252781 Understanding culturally relevant risk factors for substance abuse among Asian American adolescents

Tuesday, November 1, 2011: 11:30 AM

Meme Wang, MPH , School of Public Health, University of Illinois at Chicago, Chicago, IL
Frederick Kviz, PhD , School of Public Health, University of Illinois-Chicago, Chicago, IL
Edwin Chandrasekar, MPPM , Asian Health Coalition, Chicago, IL
In 2000, SAMHSA's National Survey on Drug Use and Health found that 7.1% of Asian American adolescents between the ages 12-17 reported having used alcohol in the past month. In 2006, this percentage increased to 19.7%, representing a 75% increase among this population over six years. The purpose of this cross-sectional study is to understand the relationship between a culturally relevant factor, intergenerational conflict within Asian American families, and risk for initiating and engaging in substance abuse among adolescents. Data will be collected from nearly 200 parent-child dyads formed from Chinese American students in the 6th through 8th grades and their parents at four elementary schools in Chicago's Chinatown. Analyses of questionnaire data will include multi-variate and logistic regression while controlling for demographic variables to determine if intergenerational conflict is a significant predictor for alcohol and tobacco use among adolescents. Parenting style will be included in the statistical models to determine if it moderates the relationship between intergenerational conflict and risk for substance abuse through promoting parent-child bonding among families.
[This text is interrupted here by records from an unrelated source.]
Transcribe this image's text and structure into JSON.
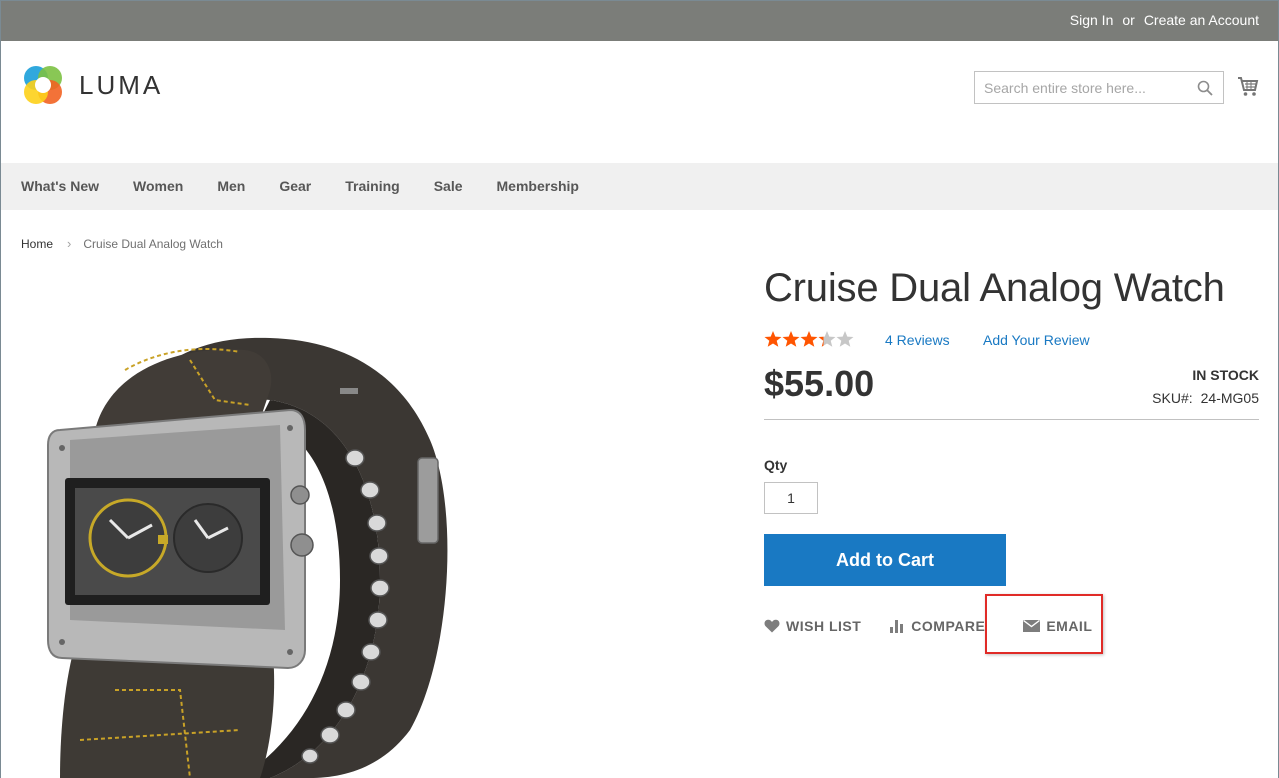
{
  "header": {
    "sign_in": "Sign In",
    "or": "or",
    "create_account": "Create an Account",
    "logo_text": "LUMA",
    "search_placeholder": "Search entire store here..."
  },
  "nav": {
    "items": [
      "What's New",
      "Women",
      "Men",
      "Gear",
      "Training",
      "Sale",
      "Membership"
    ]
  },
  "breadcrumb": {
    "home": "Home",
    "separator": "›",
    "current": "Cruise Dual Analog Watch"
  },
  "product": {
    "title": "Cruise Dual Analog Watch",
    "rating_stars": 3,
    "rating_max": 5,
    "reviews_link": "4 Reviews",
    "add_review": "Add Your Review",
    "price": "$55.00",
    "stock": "IN STOCK",
    "sku_label": "SKU#:",
    "sku_value": "24-MG05",
    "qty_label": "Qty",
    "qty_value": "1",
    "add_to_cart": "Add to Cart",
    "image_subject": "wristwatch with dark leather strap and dual analog dials"
  },
  "actions": {
    "wish_list": "WISH LIST",
    "compare": "COMPARE",
    "email": "EMAIL"
  },
  "colors": {
    "top_bar": "#7b7d79",
    "nav_bg": "#f0f0f0",
    "accent": "#1979c3",
    "star_filled": "#ff5501",
    "star_empty": "#c7c7c7",
    "highlight": "#e02b27"
  },
  "icons": {
    "search": "search-icon",
    "cart": "cart-icon",
    "heart": "heart-icon",
    "compare": "compare-icon",
    "email": "envelope-icon"
  }
}
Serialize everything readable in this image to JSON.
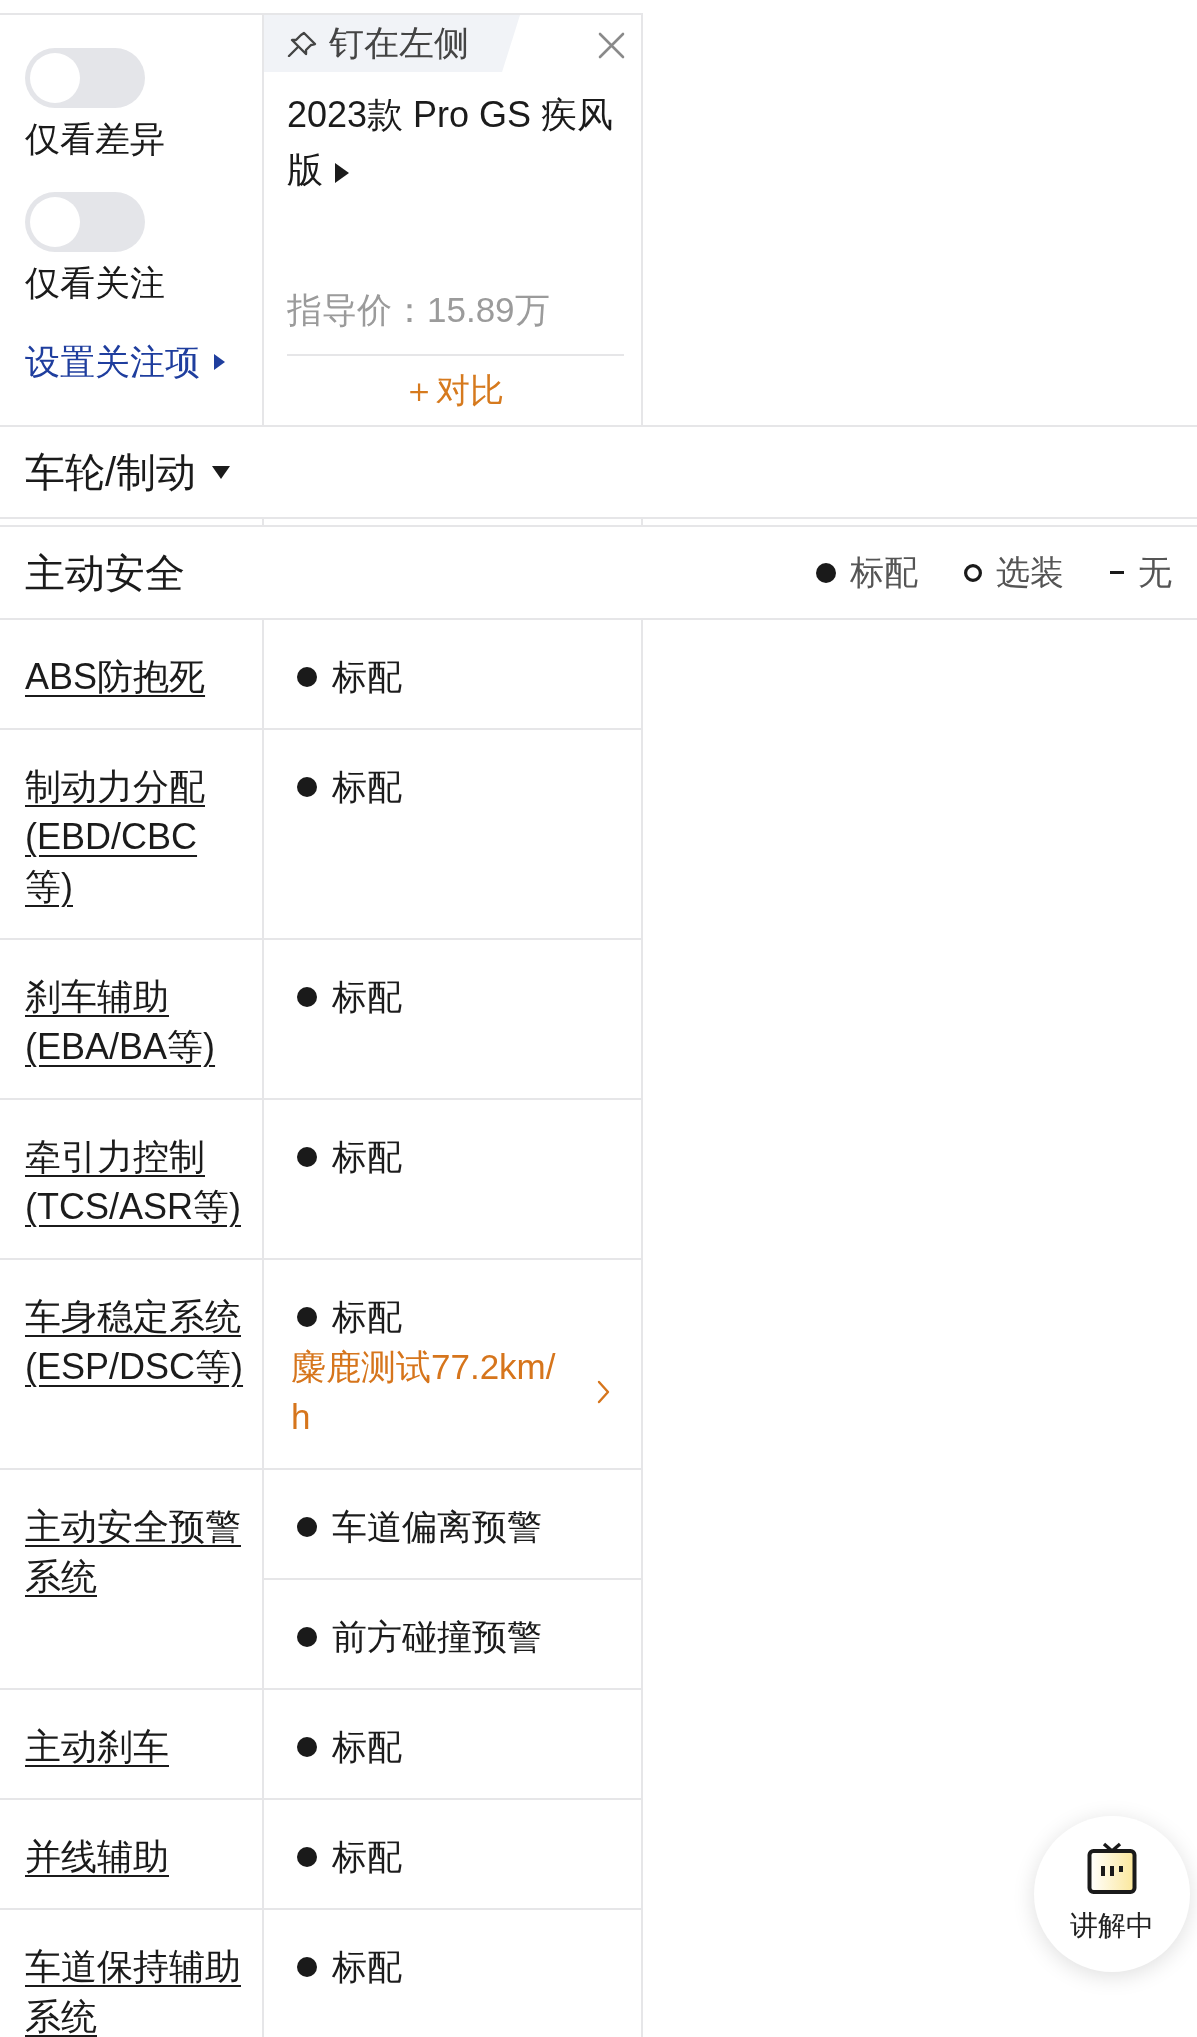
{
  "filters": {
    "toggles": [
      {
        "label": "仅看差异",
        "on": false
      },
      {
        "label": "仅看关注",
        "on": false
      }
    ],
    "settings_link": "设置关注项"
  },
  "car": {
    "pin_label": "钉在左侧",
    "title": "2023款 Pro GS 疾风版",
    "price": "指导价：15.89万",
    "compare_button": "＋对比"
  },
  "section": {
    "title": "车轮/制动"
  },
  "group": {
    "title": "主动安全",
    "legend": [
      {
        "kind": "standard",
        "label": "标配"
      },
      {
        "kind": "optional",
        "label": "选装"
      },
      {
        "kind": "none",
        "label": "无"
      }
    ]
  },
  "rows": [
    {
      "label": "ABS防抱死",
      "values": [
        {
          "kind": "standard",
          "text": "标配"
        }
      ]
    },
    {
      "label": "制动力分配(EBD/CBC等)",
      "values": [
        {
          "kind": "standard",
          "text": "标配"
        }
      ]
    },
    {
      "label": "刹车辅助(EBA/BA等)",
      "values": [
        {
          "kind": "standard",
          "text": "标配"
        }
      ]
    },
    {
      "label": "牵引力控制(TCS/ASR等)",
      "values": [
        {
          "kind": "standard",
          "text": "标配"
        }
      ]
    },
    {
      "label": "车身稳定系统(ESP/DSC等)",
      "values": [
        {
          "kind": "standard",
          "text": "标配",
          "note": "麋鹿测试77.2km/h"
        }
      ]
    },
    {
      "label": "主动安全预警系统",
      "values": [
        {
          "kind": "standard",
          "text": "车道偏离预警"
        },
        {
          "kind": "standard",
          "text": "前方碰撞预警"
        }
      ]
    },
    {
      "label": "主动刹车",
      "values": [
        {
          "kind": "standard",
          "text": "标配"
        }
      ]
    },
    {
      "label": "并线辅助",
      "values": [
        {
          "kind": "standard",
          "text": "标配"
        }
      ]
    },
    {
      "label": "车道保持辅助系统",
      "values": [
        {
          "kind": "standard",
          "text": "标配"
        }
      ]
    }
  ],
  "float_button": {
    "label": "讲解中"
  }
}
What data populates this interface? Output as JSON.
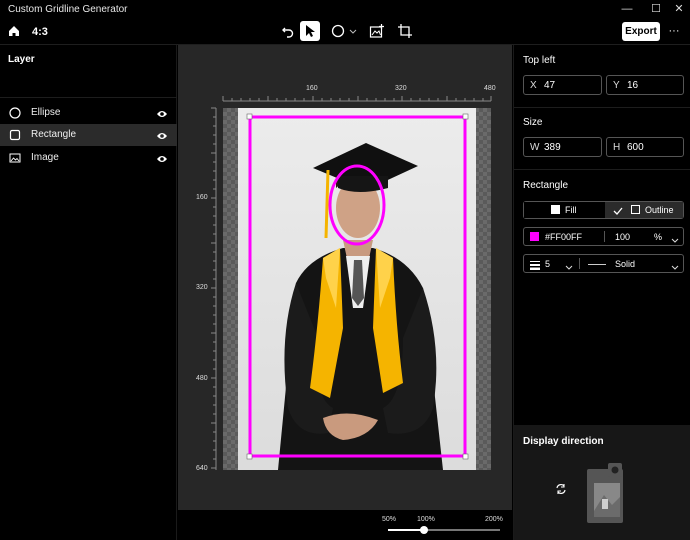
{
  "app": {
    "title": "Custom Gridline Generator"
  },
  "window_controls": {
    "minimize": "—",
    "maximize": "☐",
    "close": "✕"
  },
  "toolbar": {
    "aspect_ratio": "4:3",
    "export_label": "Export",
    "more_label": "···",
    "icons": [
      "home-icon",
      "undo-icon",
      "pointer-icon",
      "ellipse-tool-icon",
      "chevron-down-icon",
      "add-image-icon",
      "crop-icon",
      "more-icon"
    ]
  },
  "layers": {
    "title": "Layer",
    "items": [
      {
        "name": "Ellipse",
        "icon": "circle-icon",
        "selected": false
      },
      {
        "name": "Rectangle",
        "icon": "square-icon",
        "selected": true
      },
      {
        "name": "Image",
        "icon": "image-icon",
        "selected": false
      }
    ]
  },
  "ruler": {
    "top_labels": [
      "160",
      "320",
      "480"
    ],
    "left_labels": [
      "160",
      "320",
      "480",
      "640"
    ]
  },
  "zoom": {
    "min_label": "50%",
    "mid_label": "100%",
    "max_label": "200%",
    "value_percent": 100
  },
  "properties": {
    "top_left": {
      "title": "Top left",
      "x_label": "X",
      "x_value": "47",
      "y_label": "Y",
      "y_value": "16"
    },
    "size": {
      "title": "Size",
      "w_label": "W",
      "w_value": "389",
      "h_label": "H",
      "h_value": "600"
    },
    "rectangle": {
      "title": "Rectangle",
      "fill_label": "Fill",
      "outline_label": "Outline",
      "outline_checked": true,
      "color_hex": "#FF00FF",
      "color_label": "#FF00FF",
      "opacity_value": "100",
      "opacity_unit": "%",
      "stroke_width": "5",
      "stroke_style": "Solid"
    },
    "display_direction": {
      "title": "Display direction"
    }
  },
  "colors": {
    "accent": "#ff00ff",
    "panel": "#000000",
    "canvas": "#272727",
    "selected_row": "#2b2b2b"
  }
}
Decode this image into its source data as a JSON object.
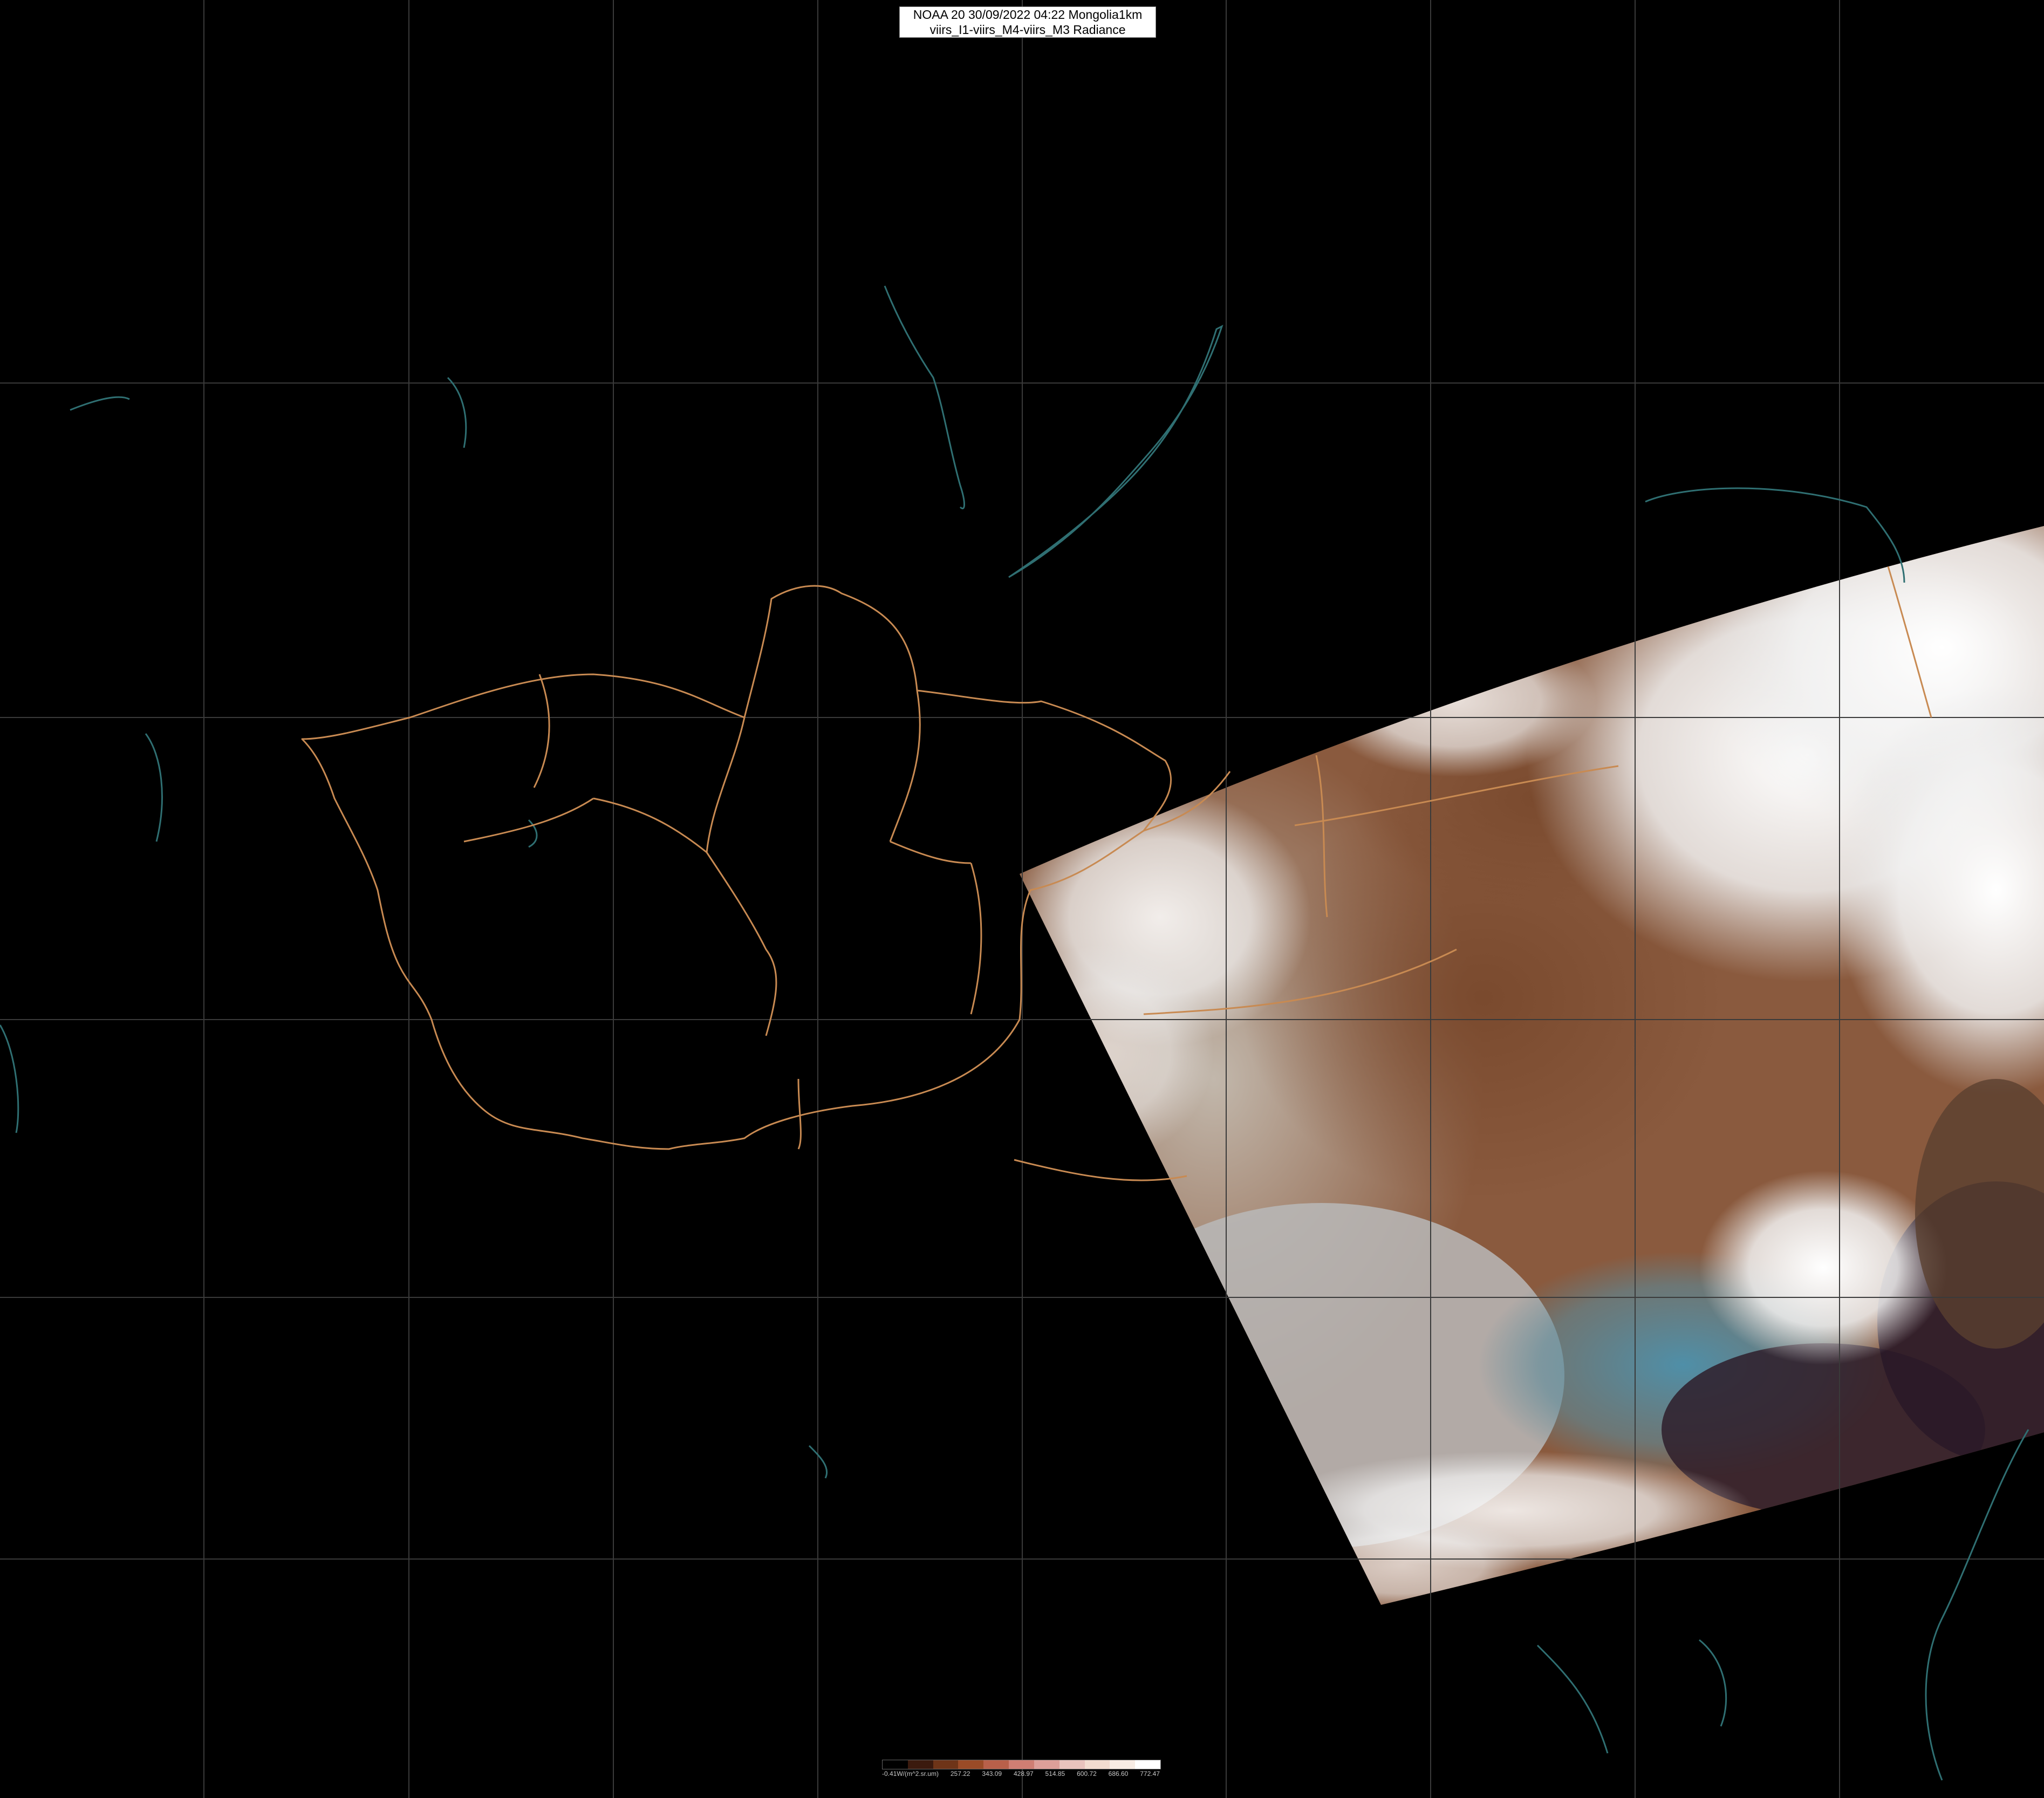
{
  "title": {
    "line1": "NOAA 20 30/09/2022 04:22 Mongolia1km",
    "line2": "viirs_I1-viirs_M4-viirs_M3 Radiance"
  },
  "colors": {
    "background": "#000000",
    "graticule": "#3a3a3a",
    "borders": "#c88a52",
    "coastline": "#2f6f72"
  },
  "legend": {
    "colors": [
      "#000000",
      "#3b1a0e",
      "#6e3418",
      "#9a4b27",
      "#b8604a",
      "#cf7e73",
      "#dd9f99",
      "#e8c3bd",
      "#f2dcd0",
      "#f7ece4",
      "#ffffff"
    ],
    "labels": [
      "-0.41W/(m^2.sr.um)",
      "257.22",
      "343.09",
      "428.97",
      "514.85",
      "600.72",
      "686.60",
      "772.47"
    ]
  }
}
Furthermore, data gathered from parent-child dyads will more accurately measure intergenerational conflict than from solely assessing the perceptions of either the parent or child alone. Research is limited on the factors that increase risk for substance abuse among Asian American adolescents. Therefore, this study will enhance knowledge of risk factors that are also culturally specific to this racial/ethnic minority and immigrant group. Findings will help to develop tailored interventions to prevent substance abuse among Asian American adolescents in the future.

Learning Areas:
Diversity and culture
Planning of health education strategies, interventions, and programs
Public health or related research
Social and behavioral sciences

Learning Objectives:
1. Discuss how intergenerational conflict is associated with risk for alcohol and tobacco use among Asian adolescents. 2. Describe how parenting style can decrease risk for substance abuse among Asian adolescents through increasing parent-child bonding. 3. Explain how knowledge of culturally relevant risk factors such as intergenerational conflict can help develop tailored interventions for racial/ethnic minority and immigrant groups.

Keywords: Adolescent Health, Culture

Presenting author's disclosure statement:

Qualified on the content I am responsible for because: I am the Principal Investigator on this research study.
Any relevant financial relationships? No

I agree to comply with the American Public Health Association Conflict of Interest and Commercial Support Guidelines, and to disclose to the participants any off-label or experimental uses of a commercial product or service discussed in my presentation.